Although this work mostly focused on ssDNA recombineering, dsDNA recombineering can be used to integrate larger constructs including genes and resistance markers, and usually requires the presence of a cognate phage exonuclease. These proteins are almost always found within the phage operon containing the SSAP, and can be readily co-expressed to enable dsDNA recombineering. Surprisingly, we find that PapRecT + PaSSB enabled dsDNA recombineering in L. lactis even without including a cognate phage exonuclease suggesting that the co-expressed SSB recruits an endogenous exonuclease, or the SSAP+SSB pair provides the sufficient requirements for dsDNA recombineering. (a) Gene knockins were performed in L. lactis using linear DNA with 500bp homology arms carrying an Erythromycin resistance cassette. (b) Co-expression of PapRecT + PaSSB enabled the efficient introduction of a 1kb selectable marker as dsDNA even without the addition of the cognate phage exonuclease.
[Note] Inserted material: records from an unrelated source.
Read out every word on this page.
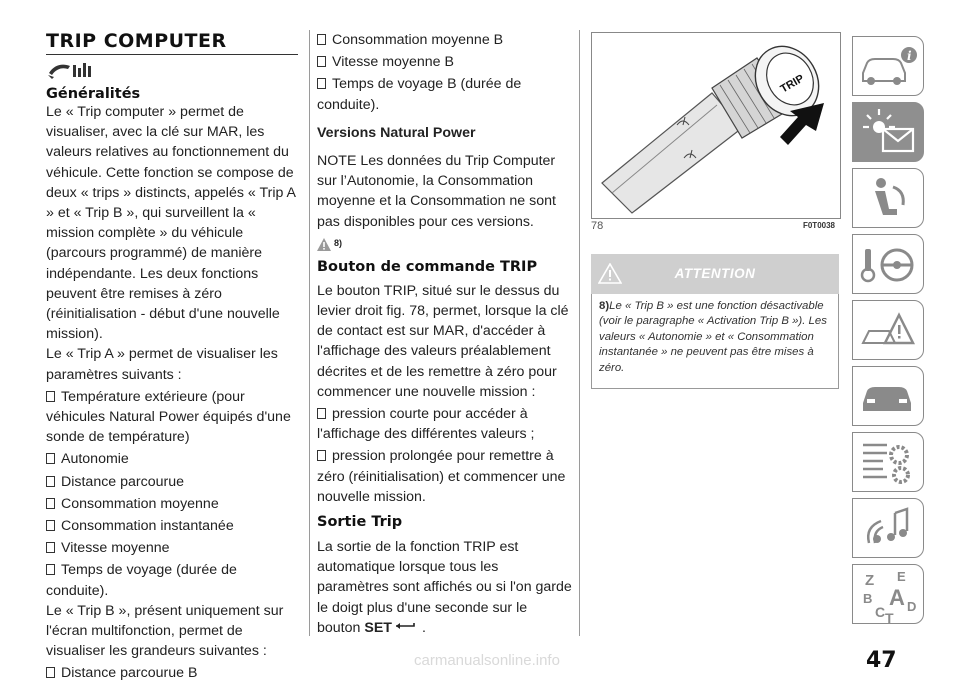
TRIP COMPUTER
Généralités

Le « Trip computer » permet de visualiser, avec la clé sur MAR, les valeurs relatives au fonctionnement du véhicule. Cette fonction se compose de deux « trips » distincts, appelés « Trip A » et « Trip B », qui surveillent la « mission complète » du véhicule (parcours programmé) de manière indépendante. Les deux fonctions peuvent être remises à zéro (réinitialisation - début d'une nouvelle mission).

Le « Trip A » permet de visualiser les paramètres suivants :

Température extérieure (pour véhicules Natural Power équipés d'une sonde de température)

Autonomie

Distance parcourue

Consommation moyenne

Consommation instantanée

Vitesse moyenne

Temps de voyage (durée de conduite).

Le « Trip B », présent uniquement sur l'écran multifonction, permet de visualiser les grandeurs suivantes :

Distance parcourue B

Consommation moyenne B

Vitesse moyenne B

Temps de voyage B (durée de conduite).

Versions Natural Power

NOTE Les données du Trip Computer sur l’Autonomie, la Consommation moyenne et la Consommation ne sont pas disponibles pour ces versions.

$^{8)}$
Bouton de commande TRIP

Le bouton TRIP, situé sur le dessus du levier droit fig. 78, permet, lorsque la clé de contact est sur MAR, d'accéder à l'affichage des valeurs préalablement décrites et de les remettre à zéro pour commencer une nouvelle mission :

pression courte pour accéder à l'affichage des différentes valeurs ;

pression prolongée pour remettre à zéro (réinitialisation) et commencer une nouvelle mission.

Sortie Trip

La sortie de la fonction TRIP est automatique lorsque tous les paramètres sont affichés ou si l'on garde le doigt plus d'une seconde sur le bouton SET .

TRIP
78	F0T0038
ATTENTION
8)Le « Trip B » est une fonction désactivable (voir le paragraphe « Activation Trip B »). Les valeurs « Autonomie » et « Consommation instantanée » ne peuvent pas être mises à zéro.
i
Z E
B A
C D
T
47
carmanualsonline.info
Error bars indicate SD from the mean of at least three biologically independent replicates.

Extended Data Fig. 5. Heat maps of RpsE mutagenesis at different mutational depths.

The 5NNK library diversification experiment (Fig 5) allow us to identify antibiotic resistant single, double, triple, or quintuple mutants when the other codons have WT amino acids. (a) heat maps showing the enrichment of amino acids in the 5NNK library, filtered to separately present those with 1, 2, 3, or 4 mutations vs. WT. The enriched amino acids change at increasing mutational depth. The “5NNK: 1 mutation” library has mutations enriched in the first 2 positions (28V, and 29K) similar to the 5×1NNK single-amino acid mutagenesis heat map, while the “5NNK: 4 mutation” library looks similar to the 5NNK library heat map (Fig 5b), with an enrichment to polar and charged residues at all 5 positions.